The Financial Ombudsman Service (FOS) is holding its fees for advisers and intermediaries at the same level for the next year despite a near-100,000 surge in cases this year.
Complaint cases submitted to the ombudsman in 2024-25 are on track to hit 291,000, up from 199,000 last year, driven by motor finance commission and claims management companies (CMCs).
Cases received are tracking 38% ahead of the originally forecast figure of 210,000.
However, despite this the FOS is expecting to receive 240,000 cases in 2025-26, around 18% below the figure for this year, and plans to solve 270,000 cases to help tackle the unexpected backlog.
As a result it is proposing a budget of £292m, up £38m from the expected £254m that it will cost to run the organisation this year.

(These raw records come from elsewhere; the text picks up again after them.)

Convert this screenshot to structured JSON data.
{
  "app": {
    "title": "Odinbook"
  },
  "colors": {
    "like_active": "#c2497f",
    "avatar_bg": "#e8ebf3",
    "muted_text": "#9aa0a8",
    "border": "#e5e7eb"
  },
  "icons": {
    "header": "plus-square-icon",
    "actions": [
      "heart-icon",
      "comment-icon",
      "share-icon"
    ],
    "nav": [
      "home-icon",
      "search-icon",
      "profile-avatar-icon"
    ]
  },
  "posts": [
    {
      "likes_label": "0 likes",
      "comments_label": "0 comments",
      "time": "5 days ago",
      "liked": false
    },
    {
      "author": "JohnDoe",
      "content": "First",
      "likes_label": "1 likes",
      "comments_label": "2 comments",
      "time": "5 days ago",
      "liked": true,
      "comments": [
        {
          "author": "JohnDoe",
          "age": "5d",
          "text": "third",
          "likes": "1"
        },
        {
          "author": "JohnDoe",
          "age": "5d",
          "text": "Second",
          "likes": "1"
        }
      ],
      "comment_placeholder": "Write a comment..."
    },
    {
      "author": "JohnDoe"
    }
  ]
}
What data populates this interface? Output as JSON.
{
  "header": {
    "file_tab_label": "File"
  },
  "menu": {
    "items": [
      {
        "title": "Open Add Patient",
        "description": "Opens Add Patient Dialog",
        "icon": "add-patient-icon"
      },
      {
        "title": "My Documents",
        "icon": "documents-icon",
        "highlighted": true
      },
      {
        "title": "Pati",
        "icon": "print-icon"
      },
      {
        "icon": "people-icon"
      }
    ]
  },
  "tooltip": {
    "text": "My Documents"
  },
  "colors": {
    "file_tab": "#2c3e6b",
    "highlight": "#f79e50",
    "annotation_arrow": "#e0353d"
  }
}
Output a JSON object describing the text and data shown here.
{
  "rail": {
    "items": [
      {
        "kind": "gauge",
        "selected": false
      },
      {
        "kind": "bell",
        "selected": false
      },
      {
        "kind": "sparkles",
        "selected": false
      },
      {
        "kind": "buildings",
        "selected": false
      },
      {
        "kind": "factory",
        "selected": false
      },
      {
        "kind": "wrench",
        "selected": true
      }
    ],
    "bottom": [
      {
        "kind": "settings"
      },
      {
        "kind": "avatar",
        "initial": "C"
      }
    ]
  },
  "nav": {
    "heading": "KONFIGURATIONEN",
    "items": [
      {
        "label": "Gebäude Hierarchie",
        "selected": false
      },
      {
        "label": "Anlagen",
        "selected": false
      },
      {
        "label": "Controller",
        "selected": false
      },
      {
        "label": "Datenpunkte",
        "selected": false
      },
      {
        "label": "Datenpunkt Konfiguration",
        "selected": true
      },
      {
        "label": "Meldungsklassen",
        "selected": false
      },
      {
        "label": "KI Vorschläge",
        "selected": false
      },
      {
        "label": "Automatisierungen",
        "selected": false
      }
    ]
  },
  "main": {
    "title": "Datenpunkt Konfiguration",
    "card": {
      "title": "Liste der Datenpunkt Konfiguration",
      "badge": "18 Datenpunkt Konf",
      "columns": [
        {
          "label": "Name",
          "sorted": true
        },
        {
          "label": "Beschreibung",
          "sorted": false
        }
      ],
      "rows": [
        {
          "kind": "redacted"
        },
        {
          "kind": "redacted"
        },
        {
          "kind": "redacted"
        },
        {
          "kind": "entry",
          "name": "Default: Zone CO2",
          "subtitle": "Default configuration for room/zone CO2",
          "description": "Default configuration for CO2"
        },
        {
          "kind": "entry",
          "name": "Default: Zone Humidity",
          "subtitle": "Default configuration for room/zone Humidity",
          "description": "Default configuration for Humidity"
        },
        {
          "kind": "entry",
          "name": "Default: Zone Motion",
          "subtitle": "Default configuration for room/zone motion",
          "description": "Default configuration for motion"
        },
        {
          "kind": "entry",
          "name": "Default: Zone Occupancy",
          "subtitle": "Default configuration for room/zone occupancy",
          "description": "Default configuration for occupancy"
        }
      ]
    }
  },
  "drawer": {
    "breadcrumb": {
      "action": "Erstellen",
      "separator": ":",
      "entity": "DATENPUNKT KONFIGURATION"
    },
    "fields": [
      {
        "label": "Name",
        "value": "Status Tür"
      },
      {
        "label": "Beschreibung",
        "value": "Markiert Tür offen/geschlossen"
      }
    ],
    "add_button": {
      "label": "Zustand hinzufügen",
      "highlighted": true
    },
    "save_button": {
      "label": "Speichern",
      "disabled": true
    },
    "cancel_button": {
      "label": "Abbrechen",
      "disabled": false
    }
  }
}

There will be £3m raised from a case fee to be introduced for CMCs and other professional representatives.
Commission complaints
The FOS said it was still witing for guidance from the Financial Conduct Authority (FCA) and courts on how to address complaints related to discretionary commission arrangements tied to motor finance.
Last month at the Protection Review conference Association of Mortgage Intermediaries (AMI) chief executive Robert Sinclair said the decisions in court cases related to this could “drive a coach and horses” through commission arrangements across financial services.
Overall, insurance cases submitted are expected to be largely unchanged at around 43,900 in 2024-25 with motor insurance the largest source of complaints.
“We expect complaints about insurance to remain relatively stable,” the FOS said.
“We expect complaints about motor insurance to remain high due to higher costs and supply challenges around parts and labour.”
Levies unchanged
The FOS is forecasting an operating cost of £281.7m – an increase of £36.3m on 2024-25 – primarily for additional resource to deliver 45,000 more complaints than this year.
And it is budgeting a reduction of 4% in cost per case to £1,044 in 2025-26, down from £1,082 forecast for 2024-25.
This includes an additional £3m for the increase in employers’ National Insurance (NI) announced by government in the last budget, along with the rise in the National Living Wage.
The FOS said this cost would be higher if it were not for the operational efficiencies and performance management improvements delivered by its transformation.
It has also sought not to pass on additional costs to the industry for another year with there being no rise in compulsory jurisdiction or voluntary jurisdiction levies or case fees for respondents.
“Last financial year we reduced our prices, reflected in both the levy and case fee,” the FOS said.
“We are pleased to be setting out a proposed budget which keeps prices at this reduced level, with no inflationary increase applied.
“This is equivalent to a benefit of £70m to industry compared to 2023/24 prices. This is the second year in a row that we have been able to keep our cost to industry at a lower level.”